Xinhua, May 15, 2011
Afghan children look after family
Likewise Shah Jan, many children are seen in Afghan streets, bazaars and brick kilns working from dawn to dusk to earn meager income to support their families
By Abdul Haleem, Zhang Jianhua
"I have no choice but to sell shopping bags to support our family. My elder brother also works on street because our father is disabled," an Afghan child who introduced himself as Shah Jan told Xinhua on Sunday.
Dressed in grubby clothes and shouting up "shopping bags, shopping bags" in a crowded downtown bazaar in the Afghan capital Kabul to attract buyers, the poor Shah Jan, 7, whispered that he could earn 50 to 80 Afghanis (1 U.S. dollars up to 1.80 U.S. dollars) a day.
Afghan children sorts bricks at the Sadat Ltd. Brick factory, where they work from 8am to 5 pm daily, on May 14, 2010 in Kabul, Afghanistan. Child labour is common at the brick factories where the parents work as labourers, desperate to make more money enlisting their children to help doing the easy jobs. (May 13, 2010 - Photo: Majid Saeedi/Getty Images Europe)
When asked whether his father sends him to work, Jan shrugged and murmured, "Bomb blast handicapped him two years ago and since then the responsibility of the family had rested on me and my brother."
Jan's brother Khan Agha, 9, has also been shouldering the responsibility to support the seven-member family.
"Khan Agha often works as car washer alongside a stream in Kabul," Jan murmured, adding he (Khan Agha) earns up to 150 Afghanis (3 U.S. dollars) a day.
Jan and his brother Khan Agha are not alone in the war-ravaged Afghanistan bearing the brunt of endemic conflicts.
Killing, destruction, orphans and disabled people are the legacy of over three decades of war in Afghanistan.
There is no exact figure on how many people had lost their precious lives in Afghan violent incidents in 2010. According to UN report, 2,777 civilians had been killed in the militancy-ridden country last year.
Majority of the war victims in Afghanistan are the bread earners of their families.
Likewise Shah Jan, many children are seen in Afghan streets, bazaars and brick kilns working from dawn to dusk to earn meager income to support their families.
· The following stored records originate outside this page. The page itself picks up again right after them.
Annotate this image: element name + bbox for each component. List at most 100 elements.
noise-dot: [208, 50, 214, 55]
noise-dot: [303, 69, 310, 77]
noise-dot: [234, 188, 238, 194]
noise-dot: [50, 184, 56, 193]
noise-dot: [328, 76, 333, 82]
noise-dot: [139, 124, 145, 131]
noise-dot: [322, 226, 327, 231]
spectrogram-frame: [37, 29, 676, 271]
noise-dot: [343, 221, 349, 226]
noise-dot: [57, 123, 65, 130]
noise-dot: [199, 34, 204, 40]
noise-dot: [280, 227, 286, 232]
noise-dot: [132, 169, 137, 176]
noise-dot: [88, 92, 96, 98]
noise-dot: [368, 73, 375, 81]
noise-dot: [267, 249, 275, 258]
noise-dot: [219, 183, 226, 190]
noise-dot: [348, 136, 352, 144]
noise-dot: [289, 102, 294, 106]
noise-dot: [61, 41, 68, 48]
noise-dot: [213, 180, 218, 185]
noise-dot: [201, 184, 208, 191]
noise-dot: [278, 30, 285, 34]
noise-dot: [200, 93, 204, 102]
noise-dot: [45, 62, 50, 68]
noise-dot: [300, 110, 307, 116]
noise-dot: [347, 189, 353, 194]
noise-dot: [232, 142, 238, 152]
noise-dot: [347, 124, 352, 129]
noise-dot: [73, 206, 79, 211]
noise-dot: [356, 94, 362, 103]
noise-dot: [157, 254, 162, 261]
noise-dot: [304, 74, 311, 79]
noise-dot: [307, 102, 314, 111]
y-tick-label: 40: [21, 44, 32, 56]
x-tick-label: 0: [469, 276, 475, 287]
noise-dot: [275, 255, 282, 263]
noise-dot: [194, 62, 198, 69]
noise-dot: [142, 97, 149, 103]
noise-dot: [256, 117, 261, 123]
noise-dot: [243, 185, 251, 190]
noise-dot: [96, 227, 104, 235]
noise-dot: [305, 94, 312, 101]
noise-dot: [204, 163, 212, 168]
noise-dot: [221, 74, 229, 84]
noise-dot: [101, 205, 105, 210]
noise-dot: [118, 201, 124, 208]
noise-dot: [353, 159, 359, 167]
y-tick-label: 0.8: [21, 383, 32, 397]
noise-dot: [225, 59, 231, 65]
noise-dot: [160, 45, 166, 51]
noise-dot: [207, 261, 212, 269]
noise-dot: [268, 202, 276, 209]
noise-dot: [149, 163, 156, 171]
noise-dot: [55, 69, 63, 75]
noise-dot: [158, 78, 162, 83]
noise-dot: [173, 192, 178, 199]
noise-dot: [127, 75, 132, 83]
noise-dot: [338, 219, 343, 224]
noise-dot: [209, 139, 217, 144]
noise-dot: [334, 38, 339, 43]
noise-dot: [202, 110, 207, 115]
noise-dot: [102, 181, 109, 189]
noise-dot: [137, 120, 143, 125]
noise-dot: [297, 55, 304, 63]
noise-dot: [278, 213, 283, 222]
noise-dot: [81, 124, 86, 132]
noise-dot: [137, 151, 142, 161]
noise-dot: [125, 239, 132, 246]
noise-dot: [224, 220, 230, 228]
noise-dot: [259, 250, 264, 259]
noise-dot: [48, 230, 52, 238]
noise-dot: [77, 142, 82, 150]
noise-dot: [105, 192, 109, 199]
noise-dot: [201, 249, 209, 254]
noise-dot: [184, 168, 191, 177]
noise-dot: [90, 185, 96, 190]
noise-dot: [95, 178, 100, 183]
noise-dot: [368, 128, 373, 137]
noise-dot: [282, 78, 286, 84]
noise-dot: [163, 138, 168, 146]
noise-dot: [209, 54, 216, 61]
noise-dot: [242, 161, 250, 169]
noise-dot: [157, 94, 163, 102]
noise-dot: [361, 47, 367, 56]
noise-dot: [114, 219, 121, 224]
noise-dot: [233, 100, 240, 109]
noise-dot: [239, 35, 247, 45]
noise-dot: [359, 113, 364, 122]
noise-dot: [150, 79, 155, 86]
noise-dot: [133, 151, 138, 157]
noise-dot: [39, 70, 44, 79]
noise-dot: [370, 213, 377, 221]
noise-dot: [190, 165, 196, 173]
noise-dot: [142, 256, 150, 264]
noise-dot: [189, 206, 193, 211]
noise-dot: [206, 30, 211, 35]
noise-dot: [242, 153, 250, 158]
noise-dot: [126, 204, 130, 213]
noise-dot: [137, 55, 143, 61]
Nevertheless, Jan is among the luckiest ones, living in the capital city Kabul and attending school in the morning shift to build his future and working in the afternoon to support his war- shuttered family.
The number of Afghan innocent children that the war has forced them to give up childish sweet era and shoulder family responsibility is quite high.
Even though there is no official statistic about the number of street children in the war-torn Afghanistan, numerous of juveniles involved in child labor is seen in city streets elsewhere in the country.
"By polishing shoes I support my six-member family," said Zaman, 12, wandering on a street in Kabul.